Realizzato nel 2003 e costato 9 milioni di euro, l’impianto consortile di depurazione nasce per raccogliere e depurare reflui che, dopo aver viaggiato per otto chilometri lungo la Statale 106, vanno a finire nell’impianto di depurazione sito in località Sant’Antonio, a Bianco (Comune capofila).
Una scelta azzardata quella di collettare in un territorio che di abitanti ne fa circa 3mila – e dopo un tragitto di vari chilometri – i reflui fognari di più di 10mila abitanti. Senza tenere conto che il suolo, lungo tale percorso, presenta numerosi dislivelli, curvature e che la destinazione finale è situata a monte della condotta principale.
Il sistema, così concepito, necessita di numerose stazioni di sollevamento che si sono dimostrate fin da subito l’anello debole dell’impianto, poiché ad ogni mancato funzionamento di una stazione di sollevamento si ferma tutto l’impianto.
Le tubazioni, inoltre, nonostante abbiano superato il collaudo, non sono mai state adatte al compito da assolvere: mancano di troppo pieno, di valvole di sfiato, della giusta pendenza. E risultano sottodimensionate: sono tubi pn6 che si lesionano ad ogni colpo d’ariete causato dalle pompe di sollevamento.
La portata viaggia a pressioni troppo elevate, e le condotte cedono puntualmente, soprattutto nei tratti più critici: le due fiumare Careri e Bonamico.
Su questo “affaire” si sono schiantati i propositi di tre amministrazioni comunali (Carpentieri, Zappavigna e Mittiga), sei prefetti (D’Onofrio, De Sena, Musolino, Varratta, Piscitelli e Sammartino) e quattro commissari prefettizi (Crea, Consolo, Correale, Gentile), e di un manipolo di progettisti, direttori dei lavori e collaudatori.

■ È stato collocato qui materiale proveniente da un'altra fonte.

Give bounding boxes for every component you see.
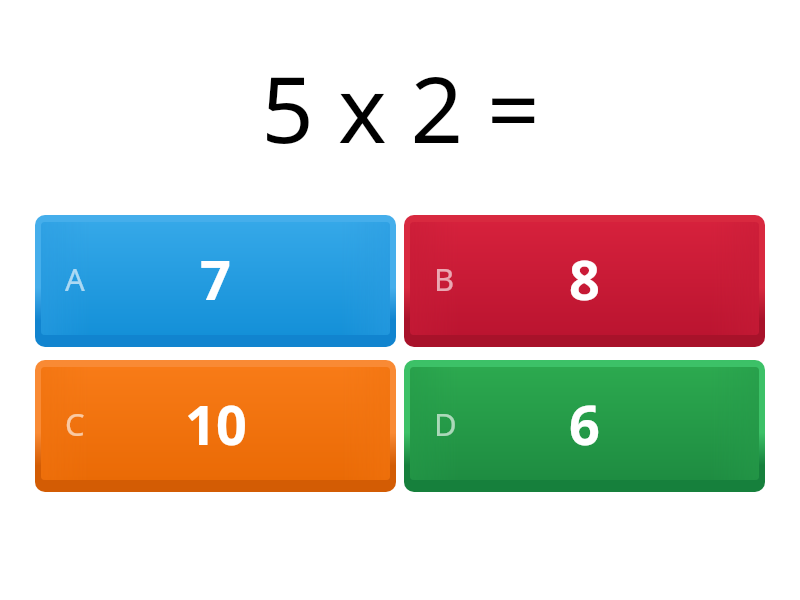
staticText: 6 bbox=[569, 387, 600, 461]
button[interactable]: D bbox=[404, 360, 765, 492]
staticText: D bbox=[434, 403, 457, 445]
staticText: A bbox=[65, 258, 85, 300]
staticText: 10 bbox=[185, 387, 247, 461]
staticText: B bbox=[434, 258, 455, 300]
button[interactable]: A bbox=[35, 215, 396, 347]
staticText: C bbox=[65, 403, 85, 445]
button[interactable]: B bbox=[404, 215, 765, 347]
staticText: 8 bbox=[569, 242, 600, 316]
button[interactable]: C bbox=[35, 360, 396, 492]
staticText: 7 bbox=[200, 242, 231, 316]
staticText: 5 x 2 = bbox=[261, 45, 540, 170]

Il 9 maggio 2007 il sindaco di Bovalino, Francesco Zappavigna, così si espresse: «Se non si metteranno a posto i sistemi di adduzione delle fogne che da Bovalino debbono giungere a Bianco, dove qualche anno fa è stato costruito l’impianto di depurazione, questa estate sarà ricordata come la prima nella storia col divieto assoluto di balneazione. Il mare di Bovalino sta diventando una fogna a cielo aperto». Perché già nel 2007 il “Careri” era un vero torrente di liquami, nauseabondi e pericolosi, puntualmente riversati a mare, nonostante i tentativi di affossare le acque putride per creare un qualche filtraggio.
Una megaopera fallimentare, così come lo stesso “Consorzio” esistente solo sulla carta, ma oggetto di numerosi finanziamenti “riparatori”.
Inutile sottolineare che, negli anni, sono stati investiti centinaia di migliaia di euro per interventi di somma urgenza che non sono serviti per trovare una soluzione definitiva al problema.
Oggi la popolazione bovalinese convive rassegnata con i disagi più evidenti (cattivi odori e inquinamento del mare), mentre paga lo scotto, incosciente, dell’inquinamento “invisibile” certificato, tra l’altro, da ben due cicli di analisi delle acque commissionate a luglio e agosto 2016 dall’Osservatorio ambientale Diritto per la vita.